Visual Sensing of Human Behavior using Kinect Sensor for Home-based Rehabilitation
Abstract
Knee Osteoarthritis (OA) is an important public health issue because of high costs associated with treatment interventions, the chronic, prolonged course, and ever earlier onset due to obesity epidemic. It is a progressive degenerative disease afflicting a large and growing number of Americans. OA induced pain and instability of knees limits function and interrupts locomotion tasks, and an estimated 24-37% of arthritic adults in the US report reduced capacity for "normal daily activity". The current treatment procedures like knee replacements and joint realignment surgery are invasive, expensive and, require long recoveries. OA bracing is an alternate conservative (non-operative) procedure that mediates pain, and improves function and quality of life. OA braces are thought to mechanically unload affected knees by applying external forces to better align them, thereby slowing progression of the disease. There is a great interest in using this technique and the associated personalized rehabilitation program to enhance patient outcomes.
In our current research, we are interested in developing a Kinect sensor based system for tracking and recording low-level dynamic behaviors of the patients in their homes, with ongoing internet-based monitoring and support from a remote clinician. Such a home-based rehabilitation program offers consideration flexibility in tailoring the schedule, intensity and duration of the rehabilitation regimen.
Our overall cyber-physical framework consists of a Patient Interface (ultimately intended to be home-based) and a Therapist Interface (ultimately intended to be at a remote central hospital location) that are connected through Internet. A knee OA patient at home interacts with the patient interface using the Kinect sensor and the OA brace which serve to quantitatively capture the patient motion and activity characteristics as well as to deploy customized exercises. The remote rehabilitation therapist would then be able to use the therapist interface to monitor the patient's sensorimotor performance. The framework allows a visual and haptic recreation of a customized model of a patient which can be examined by the therapist. Information such as computed performance indices based on the measurements and time histories of the patient exercise would be available to aid the diagnosis and analysis. The therapist would be able to create a patient-specific rehabilitation regimen, selected from a parametric library of exercises, refine the regimen using the virtual patient model and download it back to the patient's home machine.

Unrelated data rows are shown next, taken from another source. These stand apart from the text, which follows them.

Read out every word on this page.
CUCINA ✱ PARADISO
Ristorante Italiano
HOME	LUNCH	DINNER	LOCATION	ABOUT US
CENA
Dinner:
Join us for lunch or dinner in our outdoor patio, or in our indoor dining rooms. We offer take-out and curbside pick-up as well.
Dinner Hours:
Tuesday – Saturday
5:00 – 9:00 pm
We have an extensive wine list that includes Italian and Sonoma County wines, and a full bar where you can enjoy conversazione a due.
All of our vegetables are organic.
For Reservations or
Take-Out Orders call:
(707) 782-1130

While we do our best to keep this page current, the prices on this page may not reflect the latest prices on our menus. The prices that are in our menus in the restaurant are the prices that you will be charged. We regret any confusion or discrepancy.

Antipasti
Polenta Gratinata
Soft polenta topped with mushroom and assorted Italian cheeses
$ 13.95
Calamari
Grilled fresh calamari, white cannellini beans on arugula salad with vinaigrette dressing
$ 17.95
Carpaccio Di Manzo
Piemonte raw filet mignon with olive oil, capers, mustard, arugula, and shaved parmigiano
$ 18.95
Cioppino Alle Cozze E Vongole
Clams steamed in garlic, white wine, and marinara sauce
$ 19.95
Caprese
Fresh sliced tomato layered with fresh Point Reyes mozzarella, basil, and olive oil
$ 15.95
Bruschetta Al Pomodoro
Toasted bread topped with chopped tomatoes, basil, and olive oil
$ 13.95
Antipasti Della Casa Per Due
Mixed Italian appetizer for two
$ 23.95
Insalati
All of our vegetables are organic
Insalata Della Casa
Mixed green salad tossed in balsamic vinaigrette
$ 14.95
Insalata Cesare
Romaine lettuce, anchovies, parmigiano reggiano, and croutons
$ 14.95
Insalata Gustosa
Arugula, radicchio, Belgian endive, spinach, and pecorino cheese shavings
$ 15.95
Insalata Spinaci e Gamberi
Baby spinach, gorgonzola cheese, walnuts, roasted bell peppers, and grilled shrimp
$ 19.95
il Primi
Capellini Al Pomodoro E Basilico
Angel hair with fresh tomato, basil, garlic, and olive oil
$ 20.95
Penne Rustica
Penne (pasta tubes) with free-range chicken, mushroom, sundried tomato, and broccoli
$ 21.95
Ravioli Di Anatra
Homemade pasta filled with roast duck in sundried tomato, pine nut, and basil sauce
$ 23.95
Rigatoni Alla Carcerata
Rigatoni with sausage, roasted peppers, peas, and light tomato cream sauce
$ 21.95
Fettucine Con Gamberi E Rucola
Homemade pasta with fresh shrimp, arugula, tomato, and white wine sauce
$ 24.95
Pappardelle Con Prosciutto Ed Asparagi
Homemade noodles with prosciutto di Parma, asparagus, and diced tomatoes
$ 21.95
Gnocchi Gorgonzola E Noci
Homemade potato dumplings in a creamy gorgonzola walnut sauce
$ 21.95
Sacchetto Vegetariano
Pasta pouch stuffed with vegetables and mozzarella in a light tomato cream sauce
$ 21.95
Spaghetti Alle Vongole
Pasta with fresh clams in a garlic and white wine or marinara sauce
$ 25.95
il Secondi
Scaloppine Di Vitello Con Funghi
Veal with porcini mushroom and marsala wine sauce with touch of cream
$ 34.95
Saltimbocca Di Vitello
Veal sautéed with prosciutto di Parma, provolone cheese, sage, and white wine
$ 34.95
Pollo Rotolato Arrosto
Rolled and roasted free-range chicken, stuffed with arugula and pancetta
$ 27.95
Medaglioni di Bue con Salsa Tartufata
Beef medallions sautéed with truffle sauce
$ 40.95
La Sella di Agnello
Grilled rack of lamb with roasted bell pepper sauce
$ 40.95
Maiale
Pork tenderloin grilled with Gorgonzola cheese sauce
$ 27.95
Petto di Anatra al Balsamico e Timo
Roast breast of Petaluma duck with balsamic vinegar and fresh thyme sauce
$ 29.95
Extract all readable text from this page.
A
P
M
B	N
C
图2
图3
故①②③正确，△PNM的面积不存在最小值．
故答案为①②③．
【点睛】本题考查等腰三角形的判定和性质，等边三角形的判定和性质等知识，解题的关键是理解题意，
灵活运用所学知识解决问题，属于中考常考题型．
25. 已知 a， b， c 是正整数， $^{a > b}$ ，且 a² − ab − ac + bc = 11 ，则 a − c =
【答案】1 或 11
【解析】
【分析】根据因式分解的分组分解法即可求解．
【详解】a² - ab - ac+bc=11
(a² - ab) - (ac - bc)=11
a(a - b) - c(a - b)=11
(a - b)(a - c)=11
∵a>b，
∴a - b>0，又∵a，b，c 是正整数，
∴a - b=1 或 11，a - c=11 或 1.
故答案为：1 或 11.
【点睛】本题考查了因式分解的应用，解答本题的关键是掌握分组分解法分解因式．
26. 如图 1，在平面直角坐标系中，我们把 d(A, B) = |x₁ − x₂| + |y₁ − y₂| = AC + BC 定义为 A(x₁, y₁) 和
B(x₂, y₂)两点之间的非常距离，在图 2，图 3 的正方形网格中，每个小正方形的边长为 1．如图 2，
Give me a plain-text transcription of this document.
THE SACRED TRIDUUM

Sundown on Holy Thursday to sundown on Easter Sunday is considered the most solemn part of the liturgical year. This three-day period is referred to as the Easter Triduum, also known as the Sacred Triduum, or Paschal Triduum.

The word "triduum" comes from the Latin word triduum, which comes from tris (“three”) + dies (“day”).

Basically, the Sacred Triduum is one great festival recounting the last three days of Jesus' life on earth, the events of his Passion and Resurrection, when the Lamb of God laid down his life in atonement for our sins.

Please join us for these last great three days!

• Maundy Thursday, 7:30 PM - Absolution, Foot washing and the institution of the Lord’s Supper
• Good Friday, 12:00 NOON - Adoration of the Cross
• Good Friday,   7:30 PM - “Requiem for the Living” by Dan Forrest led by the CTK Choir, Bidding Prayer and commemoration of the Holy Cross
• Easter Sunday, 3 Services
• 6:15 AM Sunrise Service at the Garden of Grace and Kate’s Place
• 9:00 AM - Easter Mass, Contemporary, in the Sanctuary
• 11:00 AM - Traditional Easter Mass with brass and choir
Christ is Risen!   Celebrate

The Kinect sensor is used in the framework to capture synchronized depth and color information about the human dynamic behavior. The information obtained from such behavioral tracking can be utilized to perform human pose estimation and convert the visual dynamics into a parametric and composable low-dimensional manifold representation. The manifold representation is intended to act as a link space between different levels of modeling. Visual sensing data at the low level and the musculoskeletal model at the middle level. We assume that the human pose and visual dynamics are embedded in a low-dimensional manifold space, in which the nonlinear geometric structure can be estimated and assembled by many adjacent locally Euclidean spaces.